Hace 45 años expende confites potosinos que ella misma elabora. Gracias a ello, sus tres hijos son profesionales. Es una de las vendedoras más antiguas de la Pérez Velasco. Soberana de los confites.

La Razón (Edición Impresa) / Mitsuko Shimose

00:00 / 26 de abril de 2015

Detrás de un pequeño cartel que dice “El palacio de los confites potosinos”, se encuentra, con mirada cetrina y cabello gris que combina perfectamente con sus blancos dulces, Hortencia Cano, de 76 años, quien sale todos los días a venderlos de 09.00 a 21.00, 12 horas seguidas que permanece en su pequeño puesto de la Pérez Velasco desde hace ya 45 años.

Gracias a este trabajo consiguió sacar a sus hijos profesionales, ya que se quedó viuda cuando tenía 40 años. “Mi hijo mayor es escultor, el del medio arquitecto, y la menor administradora de empresas. Los tres ya están casados”, dice orgullosa.

Doña Hortencia cuenta que ella misma produce los confites y que aprendió a hacerlos gracias a sus abuelos. “Mis nietos ahora no quieren elaborarlos, ni mis hijos tampoco porque ya son profesionales, aunque a diferencia de sus hijos, ellos conocen el modo de preparación porque me ayudaban cuando eran todavía muy jovencitos”.

Los confites se elaboran en peroles de bronce, donde se ponen las semillas ya sea de almendra, nuez, orejón, maní o pasas, según la variedad y el sabor que se le quiera dar. Luego se prepara almíbar a base de azúcar y una vez que está cocido se lo junta con las semillas y se pone al fuego hasta que hierva.

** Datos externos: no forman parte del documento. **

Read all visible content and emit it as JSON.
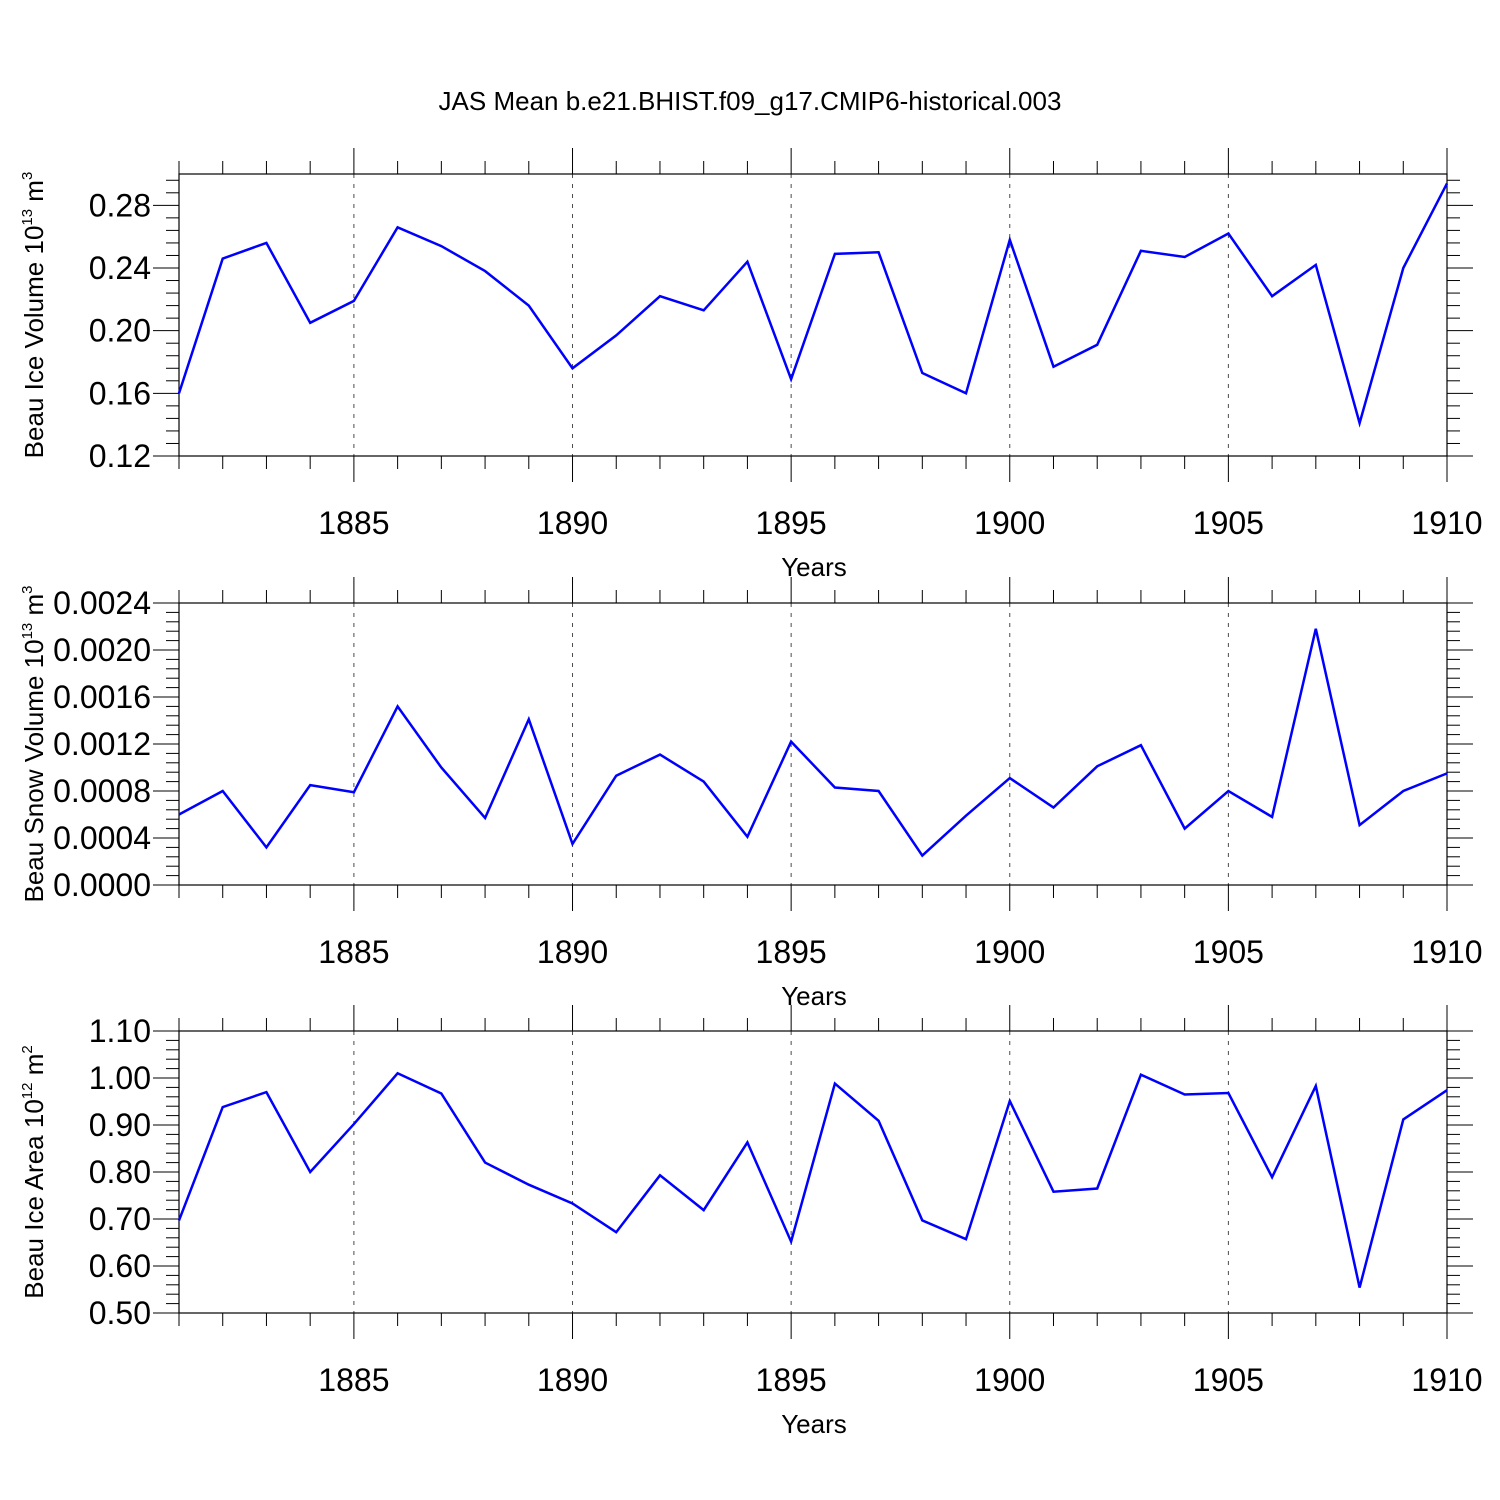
{
  "figure_title": "JAS Mean b.e21.BHIST.f09_g17.CMIP6-historical.003",
  "colors": {
    "series": "#0000ff",
    "axes": "#000000",
    "grid": "#000000"
  },
  "chart_data": [
    {
      "type": "line",
      "title": "",
      "xlabel": "Years",
      "ylabel": "Beau Ice Volume 10^13 m^3",
      "ylabel_parts": {
        "prefix": "Beau Ice Volume 10",
        "exp": "13",
        "unit": " m",
        "unit_exp": "3"
      },
      "xlim": [
        1881,
        1910
      ],
      "ylim": [
        0.12,
        0.3
      ],
      "xticks": [
        1885,
        1890,
        1895,
        1900,
        1905,
        1910
      ],
      "xtick_labels": [
        "1885",
        "1890",
        "1895",
        "1900",
        "1905",
        "1910"
      ],
      "yticks": [
        0.12,
        0.16,
        0.2,
        0.24,
        0.28
      ],
      "ytick_labels": [
        "0.12",
        "0.16",
        "0.20",
        "0.24",
        "0.28"
      ],
      "grid": "vertical dashed at major x ticks",
      "x": [
        1881,
        1882,
        1883,
        1884,
        1885,
        1886,
        1887,
        1888,
        1889,
        1890,
        1891,
        1892,
        1893,
        1894,
        1895,
        1896,
        1897,
        1898,
        1899,
        1900,
        1901,
        1902,
        1903,
        1904,
        1905,
        1906,
        1907,
        1908,
        1909,
        1910
      ],
      "series": [
        {
          "values": [
            0.16,
            0.246,
            0.256,
            0.205,
            0.219,
            0.266,
            0.254,
            0.238,
            0.216,
            0.176,
            0.197,
            0.222,
            0.213,
            0.244,
            0.169,
            0.249,
            0.25,
            0.173,
            0.16,
            0.258,
            0.177,
            0.191,
            0.251,
            0.247,
            0.262,
            0.222,
            0.242,
            0.141,
            0.24,
            0.294
          ]
        }
      ]
    },
    {
      "type": "line",
      "title": "",
      "xlabel": "Years",
      "ylabel": "Beau Snow Volume 10^13 m^3",
      "ylabel_parts": {
        "prefix": "Beau Snow Volume 10",
        "exp": "13",
        "unit": " m",
        "unit_exp": "3"
      },
      "xlim": [
        1881,
        1910
      ],
      "ylim": [
        0.0,
        0.0024
      ],
      "xticks": [
        1885,
        1890,
        1895,
        1900,
        1905,
        1910
      ],
      "xtick_labels": [
        "1885",
        "1890",
        "1895",
        "1900",
        "1905",
        "1910"
      ],
      "yticks": [
        0.0,
        0.0004,
        0.0008,
        0.0012,
        0.0016,
        0.002,
        0.0024
      ],
      "ytick_labels": [
        "0.0000",
        "0.0004",
        "0.0008",
        "0.0012",
        "0.0016",
        "0.0020",
        "0.0024"
      ],
      "grid": "vertical dashed at major x ticks",
      "x": [
        1881,
        1882,
        1883,
        1884,
        1885,
        1886,
        1887,
        1888,
        1889,
        1890,
        1891,
        1892,
        1893,
        1894,
        1895,
        1896,
        1897,
        1898,
        1899,
        1900,
        1901,
        1902,
        1903,
        1904,
        1905,
        1906,
        1907,
        1908,
        1909,
        1910
      ],
      "series": [
        {
          "values": [
            0.0006,
            0.0008,
            0.00032,
            0.00085,
            0.00079,
            0.00152,
            0.001,
            0.00057,
            0.00141,
            0.00035,
            0.00093,
            0.00111,
            0.00088,
            0.00041,
            0.00122,
            0.00083,
            0.0008,
            0.00025,
            0.00059,
            0.00091,
            0.00066,
            0.00101,
            0.00119,
            0.00048,
            0.0008,
            0.00058,
            0.00218,
            0.00051,
            0.0008,
            0.00095
          ]
        }
      ]
    },
    {
      "type": "line",
      "title": "",
      "xlabel": "Years",
      "ylabel": "Beau Ice Area 10^12 m^2",
      "ylabel_parts": {
        "prefix": "Beau Ice Area 10",
        "exp": "12",
        "unit": " m",
        "unit_exp": "2"
      },
      "xlim": [
        1881,
        1910
      ],
      "ylim": [
        0.5,
        1.1
      ],
      "xticks": [
        1885,
        1890,
        1895,
        1900,
        1905,
        1910
      ],
      "xtick_labels": [
        "1885",
        "1890",
        "1895",
        "1900",
        "1905",
        "1910"
      ],
      "yticks": [
        0.5,
        0.6,
        0.7,
        0.8,
        0.9,
        1.0,
        1.1
      ],
      "ytick_labels": [
        "0.50",
        "0.60",
        "0.70",
        "0.80",
        "0.90",
        "1.00",
        "1.10"
      ],
      "grid": "vertical dashed at major x ticks",
      "x": [
        1881,
        1882,
        1883,
        1884,
        1885,
        1886,
        1887,
        1888,
        1889,
        1890,
        1891,
        1892,
        1893,
        1894,
        1895,
        1896,
        1897,
        1898,
        1899,
        1900,
        1901,
        1902,
        1903,
        1904,
        1905,
        1906,
        1907,
        1908,
        1909,
        1910
      ],
      "series": [
        {
          "values": [
            0.697,
            0.938,
            0.97,
            0.8,
            0.902,
            1.01,
            0.967,
            0.82,
            0.773,
            0.733,
            0.672,
            0.793,
            0.719,
            0.863,
            0.652,
            0.988,
            0.909,
            0.697,
            0.657,
            0.951,
            0.758,
            0.765,
            1.007,
            0.965,
            0.968,
            0.789,
            0.983,
            0.554,
            0.912,
            0.974
          ]
        }
      ]
    }
  ]
}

Cuando la mezcla está en ebullición, se bate hasta formar bolitas, poseedoras de una  suave textura que se derrite en la boca. Pero Hortencia no solo tiene dulces blancos, color que surge gracias al azúcar con que los elabora, sino también tiene unos fucsias por la combinación que hace con el airampo, una semilla de cactus de ese color, que es excelente además para la fiebre y para la presión sanguínea.

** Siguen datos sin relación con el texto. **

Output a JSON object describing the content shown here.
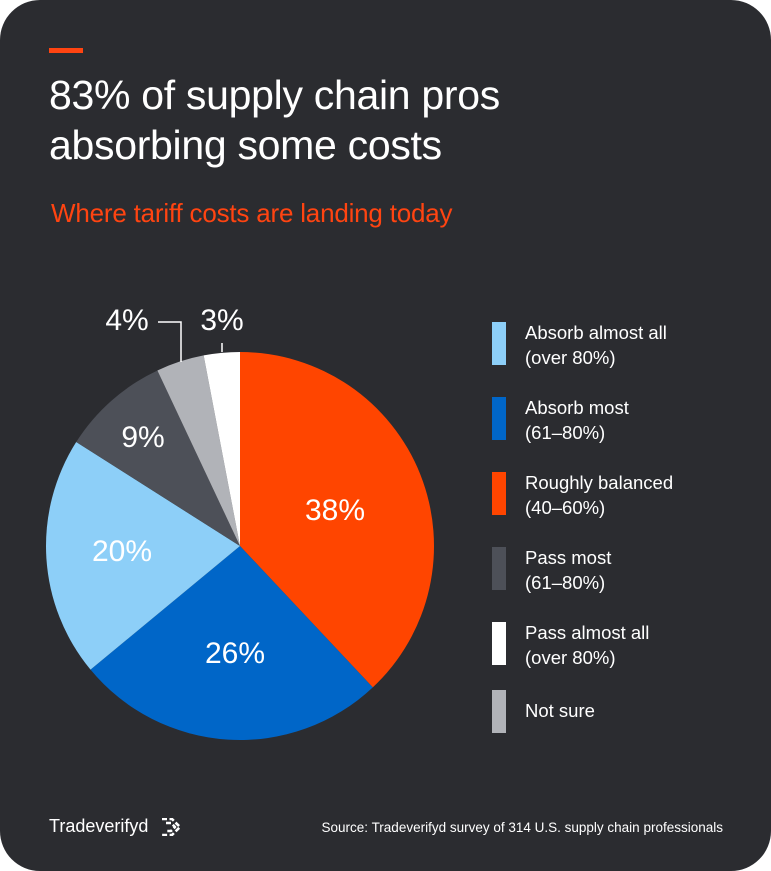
{
  "header": {
    "title_line1": "83% of supply chain pros",
    "title_line2": "absorbing some costs",
    "subtitle": "Where tariff costs are landing today"
  },
  "colors": {
    "background": "#2b2c30",
    "accent": "#ff4411",
    "text": "#ffffff"
  },
  "chart_data": {
    "type": "pie",
    "title": "Where tariff costs are landing today",
    "start": "12 o'clock",
    "direction": "clockwise",
    "slices": [
      {
        "label": "Roughly balanced (40–60%)",
        "value": 38,
        "display": "38%",
        "color": "#ff4500"
      },
      {
        "label": "Absorb most (61–80%)",
        "value": 26,
        "display": "26%",
        "color": "#0066c8"
      },
      {
        "label": "Absorb almost all (over 80%)",
        "value": 20,
        "display": "20%",
        "color": "#8dcff8"
      },
      {
        "label": "Pass most (61–80%)",
        "value": 9,
        "display": "9%",
        "color": "#4d5058"
      },
      {
        "label": "Not sure",
        "value": 4,
        "display": "4%",
        "color": "#b1b3b8"
      },
      {
        "label": "Pass almost all (over 80%)",
        "value": 3,
        "display": "3%",
        "color": "#ffffff"
      }
    ]
  },
  "legend": [
    {
      "label": "Absorb almost all\n(over 80%)",
      "color": "#8dcff8"
    },
    {
      "label": "Absorb most\n(61–80%)",
      "color": "#0066c8"
    },
    {
      "label": "Roughly balanced\n(40–60%)",
      "color": "#ff4500"
    },
    {
      "label": "Pass most\n(61–80%)",
      "color": "#4d5058"
    },
    {
      "label": "Pass almost all\n(over 80%)",
      "color": "#ffffff"
    },
    {
      "label": "Not sure",
      "color": "#b1b3b8"
    }
  ],
  "footer": {
    "brand": "Tradeverifyd",
    "brand_icon": "tradeverifyd-logo-icon",
    "source": "Source: Tradeverifyd survey of 314 U.S. supply chain professionals"
  }
}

Los confites cuestan 22 bolivianos la libra, vienen en bolsitas según el peso que contengan y son comprados por nacionales y extranjeros que pasan por el lugar. Pero además de estos dulces vende cartuchos de coquitos a 15 bolivianos la docena.

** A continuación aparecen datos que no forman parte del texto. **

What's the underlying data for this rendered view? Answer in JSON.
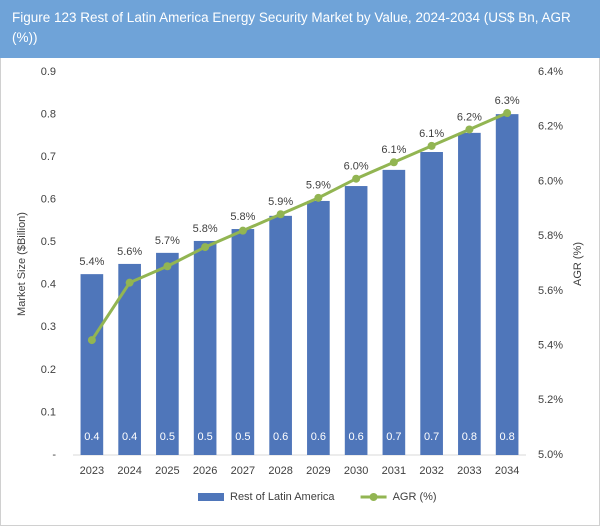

“Los coquitos se preparan igual que cualquier masa, solo que a base de puro coco. Una vez realizado esto entran al horno para que los ingredientes se integren mejor y para obtener ese color doradito”, señala.

Ella vende por día entre 30 y 40 bolivianos, cantidad que de seguro endulza la vida de quienes los prueban.